都市のマーケティング戦略を考えるスライド

都市の #マーケティングトレース -福岡と札幌の比較から考える、都市に求められるマーケティング戦略について-

福岡と札幌。

どちらもマーケティングトレースのコミュニティを通じて出会った魅力溢れる都市です。

この2つの都市の共通点。

食が美味しい。
人口が増えている。
成長性の高い企業が多い。
出会う人々の人間性が素晴らしい。
etc

本日はリレートークとして池松さんから繋いで頂きましたので、都市のマーケティングトレースをテーマとして書いていきます。

日本は人口減少時代に突入しているのは周知の事実。

これからの時代、都市・地域がどのようにマーケティングの発想を取り入れて、持続的に成長していくかを考えることは、間違いなく重要になってくるはずです。

その都市・地域のマーケティングを考える上で、少しでも参考にしていただけたら幸いです。

池松さんの記事はこちらです。


早速マーケティングトレースを行っていきます。

数字でみる福岡と札幌の成長性について

RESASから福岡市と札幌市の人口増加率を見てみます。

RESASは地域データを分析するのにとても便利です。
戦略を考える上で「地域特性を統計的に理解する」のに活用もオススメです!


福岡(左)
札幌(右)

ともに社会増減数はプラス推移となっていることがわかります(グラフの緑部分)

▼グラフから理解できること
統計データを見ていくと、人口減少時代においても、福岡と札幌は、人が増え続けていることがわかります。

人口減少時代において、なぜこの2都市は人を惹きつけ成長することができているのでしょうか?

マーケティング視点から、その強さの源泉を抽出してみたいと思います。

成長を支えている2つの要因

ここでは、SWOT分析のフレームワークをもとに、成長する都市に共通する要素を抽出していきます。

福岡・札幌それぞれの、
・強み
・弱み
・機会
・脅威
を洗い出しています。

少し文字が小さくなってしまっているので画像は拡大して見て頂けたら幸いです。

福岡のSWOT分析図解

札幌のSWOT分析図解

福岡市と札幌市に共通する成功ポイントをまとめていきます。

 ①「地域資源」を活かした戦略をとっている

SWOT分析で整理すると、福岡、札幌ともに、強みと機会要素を掛け合わせて、戦略をつくっていることがわかります。

福岡市の場合は、海外へのアクセスの良さやコンパクトシティを活かし福岡発のスタートアップを増やすための政策を強化しています。

魅力的な職住環境をつくり、若者の移住を促進することができていることが最大の強みとなっています。

札幌市の場合は、インバウンド需要の拡大に合わせて、北海道特有の資産を活かしてアプローチ。
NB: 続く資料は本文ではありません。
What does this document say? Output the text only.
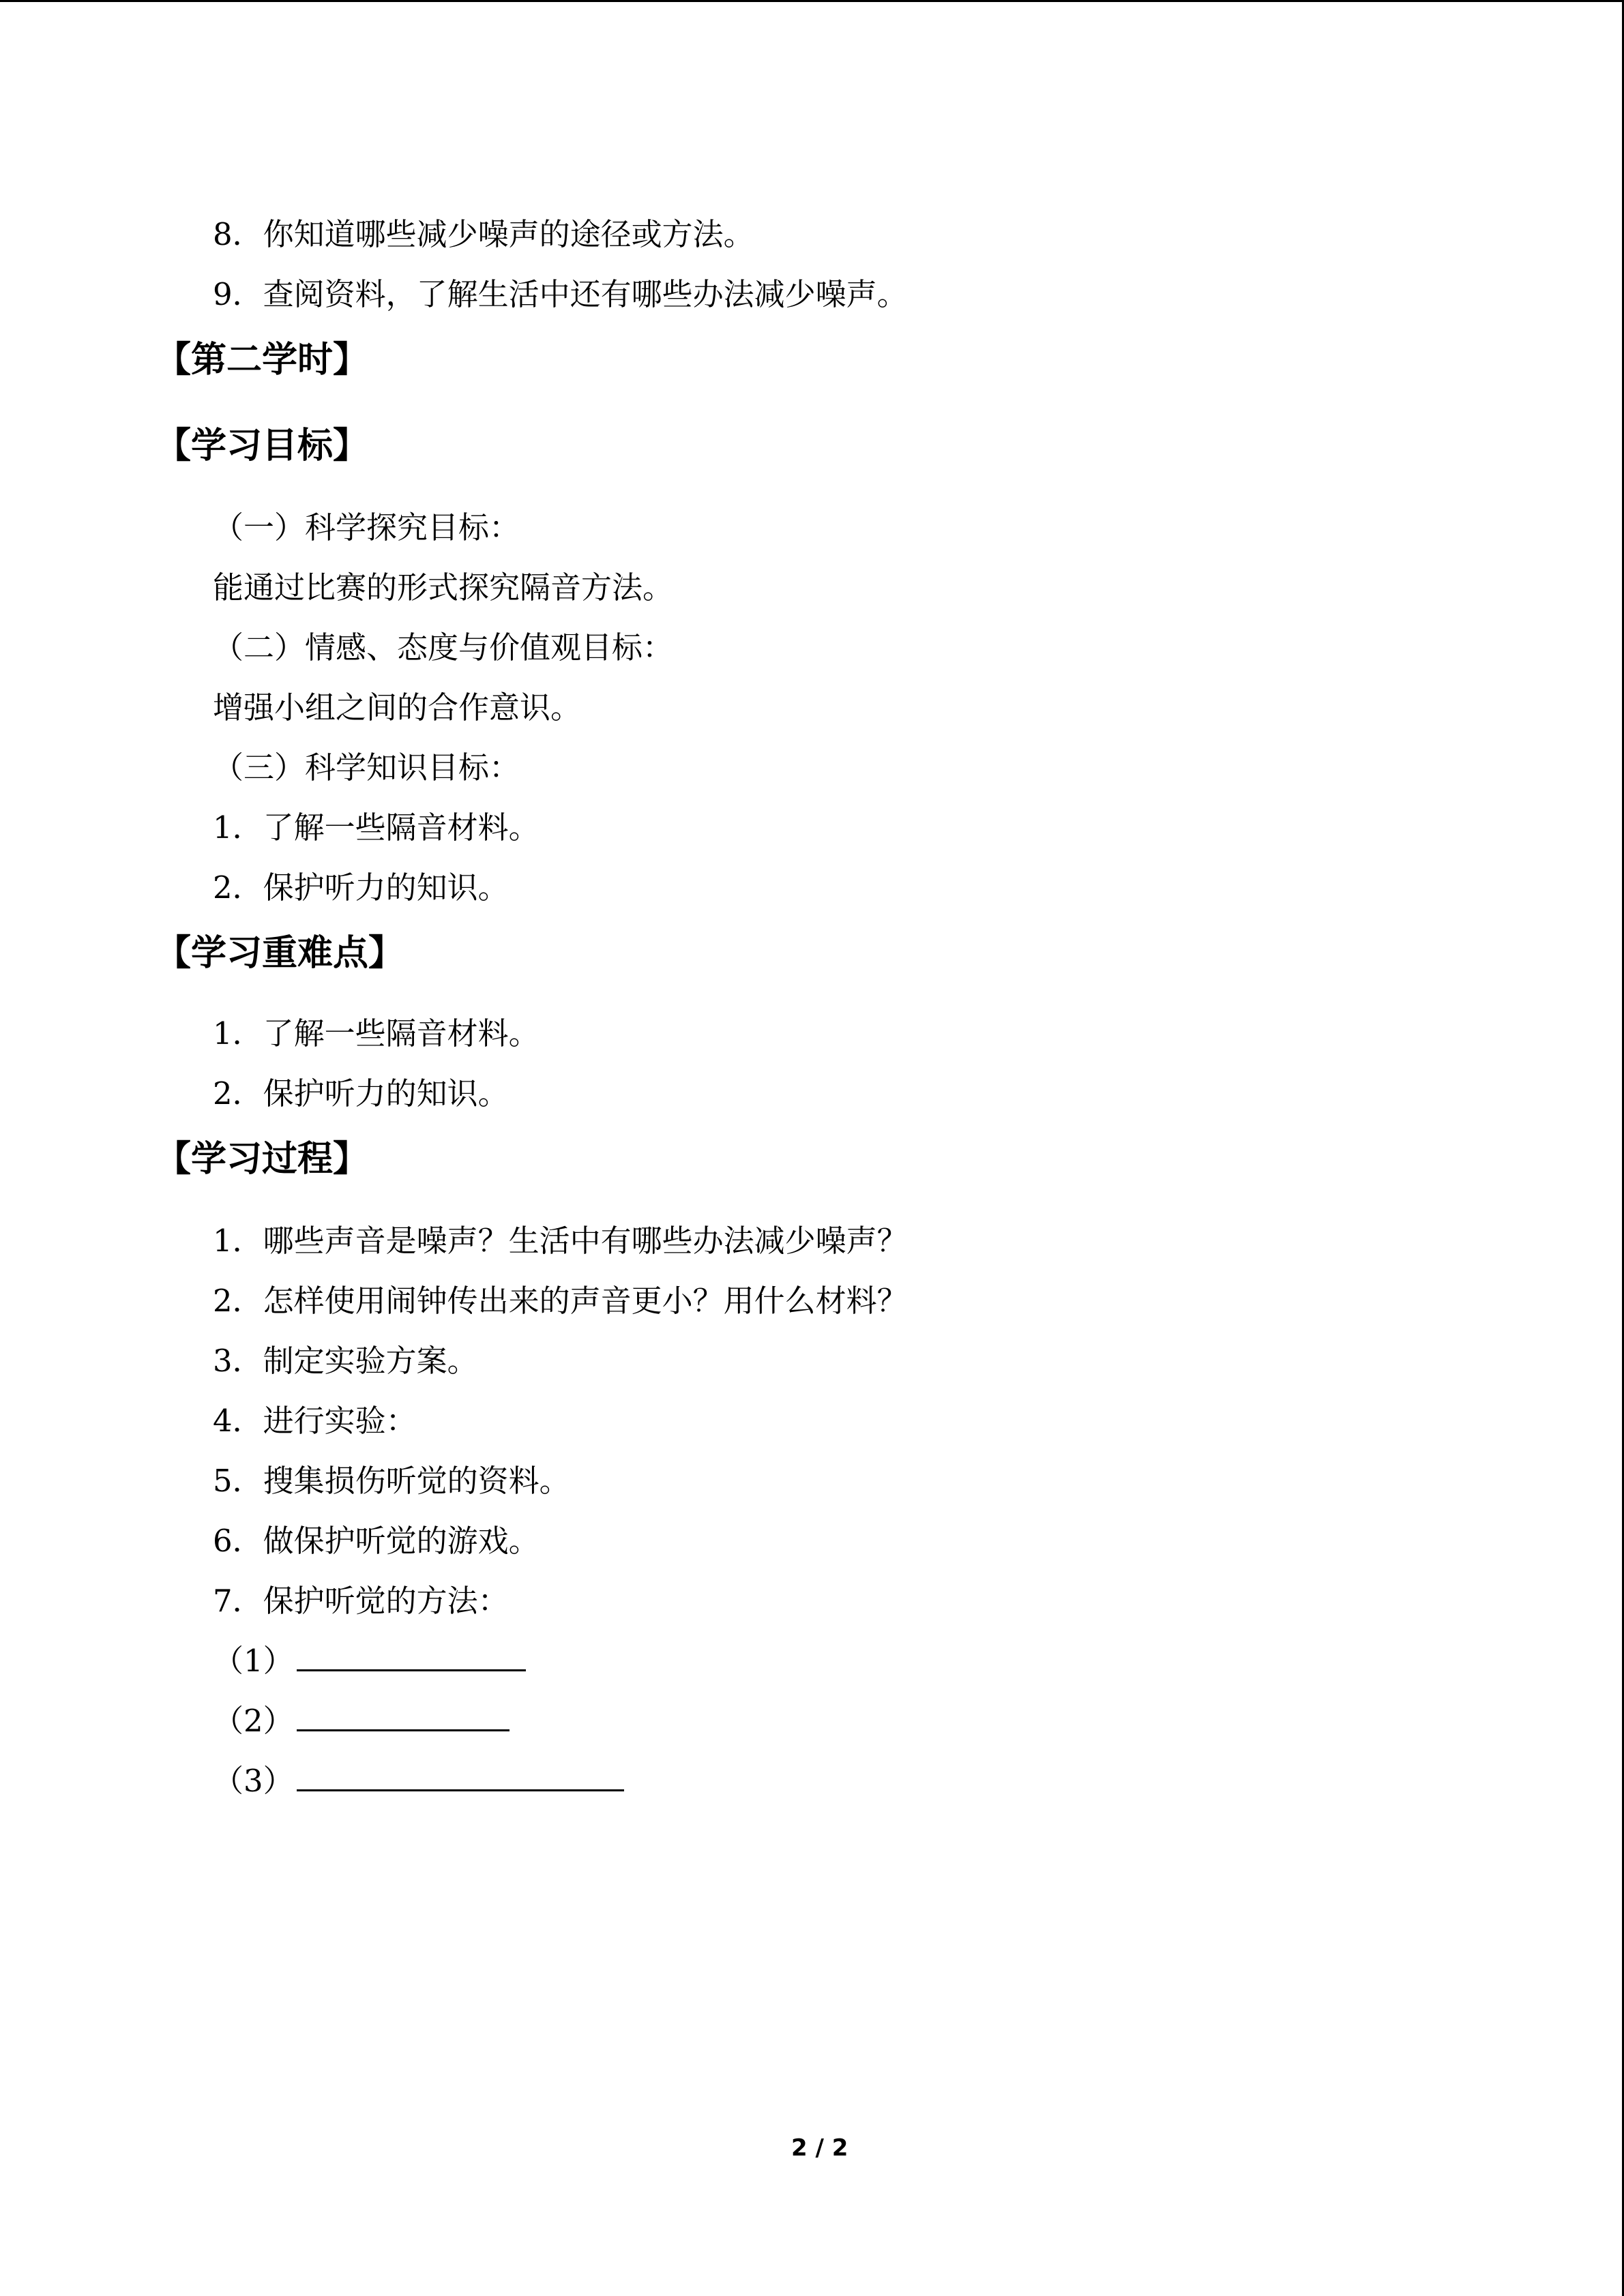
8．你知道哪些减少噪声的途径或方法。
9．查阅资料，了解生活中还有哪些办法减少噪声。
【第二学时】
【学习目标】
（一）科学探究目标：
能通过比赛的形式探究隔音方法。
（二）情感、态度与价值观目标：
增强小组之间的合作意识。
（三）科学知识目标：
1．了解一些隔音材料。
2．保护听力的知识。
【学习重难点】
1．了解一些隔音材料。
2．保护听力的知识。
【学习过程】
1．哪些声音是噪声？生活中有哪些办法减少噪声？
2．怎样使用闹钟传出来的声音更小？用什么材料？
3．制定实验方案。
4．进行实验：
5．搜集损伤听觉的资料。
6．做保护听觉的游戏。
7．保护听觉的方法：
（1）
（2）
（3）
2 / 2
また、農業・畜産業×小売業の業態も有名ブランドが出てきています。

どの都市にも地域固有の資源は必ずあります。

これは当たり前のようですが、その地域資源を定義して、戦略に反映させることができているところは少ない印象です。

福岡市と札幌市は、地域資源を定義して、居住者や観光客=顧客接点で表出化することができているからこそ人を惹きつける都市になっているのだと考えています。

マーケティング戦略でいうポジショニングの定義ですね。

福岡、札幌ともに魅力的な産業を育てることができたのではないでしょうか?

 ②競争力ある企業の存在

福岡と札幌に共通するのは、強いサービス業が存在していることです。

代表的企業を列挙してみます。

▼福岡
・やまや、ふくや(明太子)
・レベルファイブ(妖怪ウォッチ)
・コスモス薬品

▼札幌
・セイコーマート
・クリプトン・フューチャー・メディア
「初音ミク」が生んだ会社
・ISHIYA(白い恋人)
・サツドラ

など、全国、世界に競争力あるブランドが各地域発で存在しています。

※TwitterにてK14GODさんより「クリプトン・フューチャー・メディア」についてはお教え頂きました。ありがとうございます!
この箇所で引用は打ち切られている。